# Guilty Pleasures...?



## juliante (Jun 7, 2013)

Here's one of mine:






You may not listen more than 5 times, but i'll bet you listen more than once


----------



## Pugg (Aug 8, 2014)

juliante said:


> Here's one of mine:
> 
> 
> 
> ...


Video not available in my country .


----------



## Art Rock (Nov 28, 2009)

juliante said:


> i'll bet you listen more than once


Pay up please! (video not available in my country....)


----------



## juliante (Jun 7, 2013)

Ah ok. It's the cover of Billie Jean by the Ayoub Sisters. It's rather irresistible imho.


----------



## Nereffid (Feb 6, 2013)

Don't know why you should feel guilty about liking that... it's very well done.


----------



## Marinera (May 13, 2016)

^
Yes I agree, the only track that perhaps is not my thing is the Call to prayers' piece, everything else is fresh and nice. And i imagine most people will like even the 'prayers'. My particular favourites are Billy Jean, Uptown Funk, Misirlou and Csardas from the album and I also like the interesting mix of Scottish/Egyptian influence.


----------



## brianvds (May 1, 2013)

Art Rock said:


> Pay up please! (video not available in my country....)

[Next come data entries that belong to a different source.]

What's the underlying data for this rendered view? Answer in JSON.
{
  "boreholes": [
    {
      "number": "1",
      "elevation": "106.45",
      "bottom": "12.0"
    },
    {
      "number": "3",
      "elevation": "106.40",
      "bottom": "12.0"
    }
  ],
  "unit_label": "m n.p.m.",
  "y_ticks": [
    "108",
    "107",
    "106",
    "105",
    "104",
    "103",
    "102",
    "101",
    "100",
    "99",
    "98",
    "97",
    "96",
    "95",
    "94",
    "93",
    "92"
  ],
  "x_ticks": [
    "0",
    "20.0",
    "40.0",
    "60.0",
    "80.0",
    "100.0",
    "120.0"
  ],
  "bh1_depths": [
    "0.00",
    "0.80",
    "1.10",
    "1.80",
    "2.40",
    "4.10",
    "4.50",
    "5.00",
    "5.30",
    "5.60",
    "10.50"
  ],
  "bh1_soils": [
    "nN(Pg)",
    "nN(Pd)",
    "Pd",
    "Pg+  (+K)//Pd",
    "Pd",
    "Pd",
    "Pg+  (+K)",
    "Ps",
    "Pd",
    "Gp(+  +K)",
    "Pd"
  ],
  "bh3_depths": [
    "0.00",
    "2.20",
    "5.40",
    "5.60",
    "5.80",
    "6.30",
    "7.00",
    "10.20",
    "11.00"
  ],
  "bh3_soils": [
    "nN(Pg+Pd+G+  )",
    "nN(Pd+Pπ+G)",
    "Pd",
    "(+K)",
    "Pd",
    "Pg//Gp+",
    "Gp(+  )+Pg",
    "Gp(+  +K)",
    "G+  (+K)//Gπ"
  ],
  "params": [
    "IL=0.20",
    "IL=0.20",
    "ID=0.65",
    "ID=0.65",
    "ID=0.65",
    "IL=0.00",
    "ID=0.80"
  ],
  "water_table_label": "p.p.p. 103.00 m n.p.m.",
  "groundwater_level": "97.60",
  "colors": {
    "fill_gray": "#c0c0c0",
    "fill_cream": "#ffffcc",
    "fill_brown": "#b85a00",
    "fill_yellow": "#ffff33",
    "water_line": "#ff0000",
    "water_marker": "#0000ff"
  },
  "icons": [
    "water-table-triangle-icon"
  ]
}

Not available here either, so I listened to a brief bit of 4'33" before giving up.

Me I sometimes enjoy listening to sentimental New Agey stuff. But I no longer feel guilty about it or apologize. I'm getting old enough not to give two hoots what anyone thinks of me.


----------



## David Phillips (Jun 26, 2017)

French Ye-Ye pop of the 60s - moronic but fun.


----------